A Norwegian researcher has published a new study on peak experiences among world-class performers in management, sports, classical music, and a variety of professions, which found that during optimal performance they spontaneously experience “higher states of consciousness.”
The study by Dr. Harald Harung of the Oslo and Akershus University College of Applied Sciences in Norway and published in the Journal of Human Values (http://jhv.sagepub.com/content/18/1/33.abstract), reviewed research on peak experiences, including four quantitative studies on world-class performers.
Dr. Harung found that world-class performers displayed unique brain wave characteristics that were distinct to the controls. He also found correlations between high performance and their subjective experiences of “high states of consciousness,” which include inner calmness and happiness amidst dynamic activity, maximum wakefulness, effortlessness and ease of functioning, and a sense of perfection.
Dr. Harung also found that top-level performers outscored the control groups in a test of moral development. Higher moral development implies an expanded awareness where the individual is able to satisfy the interests of other people and not just his or her own needs, according to Dr. Harung, who added that is remarkable that high levels of performance in a wide spectrum of activities are connected to high moral standards.
Dr. Harung said that peak performers have experiences of “high states of consciousness” because they are naturally accessible to the human brain physiology:
”Everyone wants excellence, yet current understanding of high performance is fragmented. What we have done in our research, is to use quantitative and neurophysiological research methods on topics that so far have been dominated by psychology.”
Researchers have long explored whether meditation techniques can help to actively cultivate the brain. Studies by Dr. Fred Travis, director of the Center for Brain, Consciousness, and Cognition at Maharishi University of Management and a co-author of the study, has found that Transcendental Meditation practitioners have greater EEG coherence and greater presence of alpha waves which has been shown to promote a more efficiently functioning brain.
Said Dr.
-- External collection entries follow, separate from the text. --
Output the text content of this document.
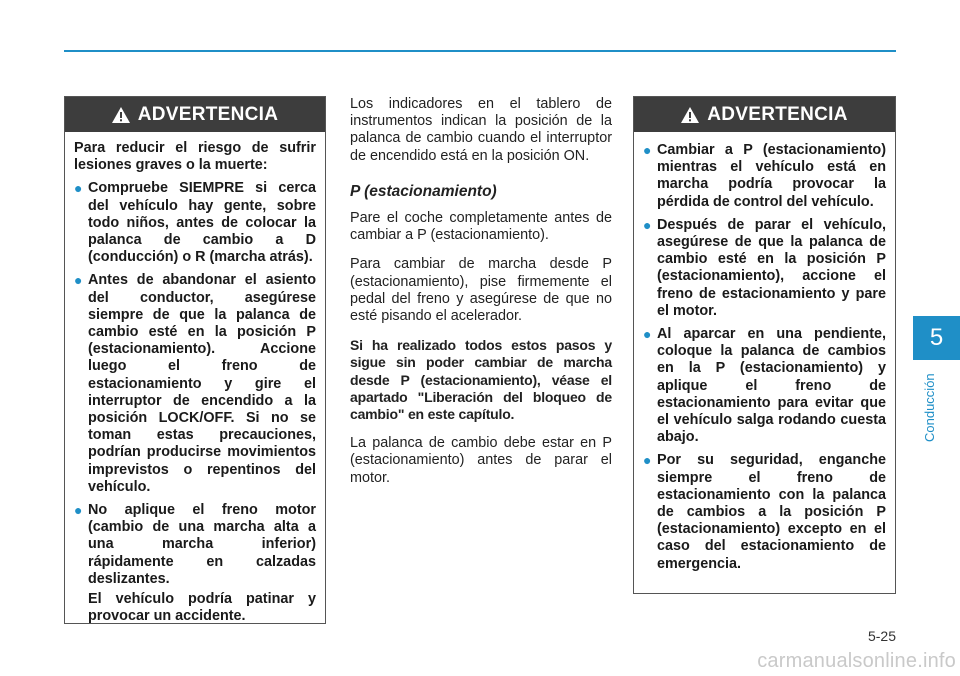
ADVERTENCIA

Para reducir el riesgo de sufrir lesiones graves o la muerte:

● Compruebe SIEMPRE si cerca del vehículo hay gente, sobre todo niños, antes de colocar la palanca de cambio a D (conducción) o R (marcha atrás).
● Antes de abandonar el asiento del conductor, asegúrese siempre de que la palanca de cambio esté en la posición P (estacionamiento). Accione luego el freno de estacionamiento y gire el interruptor de encendido a la posición LOCK/OFF. Si no se toman estas precauciones, podrían producirse movimientos imprevistos o repentinos del vehículo.
● No aplique el freno motor (cambio de una marcha alta a una marcha inferior) rápidamente en calzadas deslizantes.
El vehículo podría patinar y provocar un accidente.

Los indicadores en el tablero de instrumentos indican la posición de la palanca de cambio cuando el interruptor de encendido está en la posición ON.

P (estacionamiento)

Pare el coche completamente antes de cambiar a P (estacionamiento).

Para cambiar de marcha desde P (estacionamiento), pise firmemente el pedal del freno y asegúrese de que no esté pisando el acelerador.

Si ha realizado todos estos pasos y sigue sin poder cambiar de marcha desde P (estacionamiento), véase el apartado "Liberación del bloqueo de cambio" en este capítulo.

La palanca de cambio debe estar en P (estacionamiento) antes de parar el motor.

ADVERTENCIA
● Cambiar a P (estacionamiento) mientras el vehículo está en marcha podría provocar la pérdida de control del vehículo.
● Después de parar el vehículo, asegúrese de que la palanca de cambio esté en la posición P (estacionamiento), accione el freno de estacionamiento y pare el motor.
● Al aparcar en una pendiente, coloque la palanca de cambios en la P (estacionamiento) y aplique el freno de estacionamiento para evitar que el vehículo salga rodando cuesta abajo.
● Por su seguridad, enganche siempre el freno de estacionamiento con la palanca de cambios a la posición P (estacionamiento) excepto en el caso del estacionamiento de emergencia.
5
Conducción
5-25
carmanualsonline.info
Travis:
“The experience of the transcendent is not unique to TM practitioners or peak performers; it’s unique to human beings. It’s what we experience when the activity of feeling and thinking and perception settle down and the mind experiences its most expanded state of awareness. It’s the experience of pure unbounded consciousness and it’s available to anyone.”
According to Dr. Travis, peak experiences, as described by top athletes, might be able to be cultivated over time through regular TM practice.
“With the TM technique, we have a way to systematically allow the mind to deeply settle down. As the brain becomes more familiar with the process of transcending—going beyond the active level of thinking to the mind’s settled state—we should see more experience of the transcendent in waking. This is traditionally understood as the basis of higher states of consciousness. So we can predict that if you have an athlete who is practicing TM, they should be more in the zone more often than before they started the TM technique.”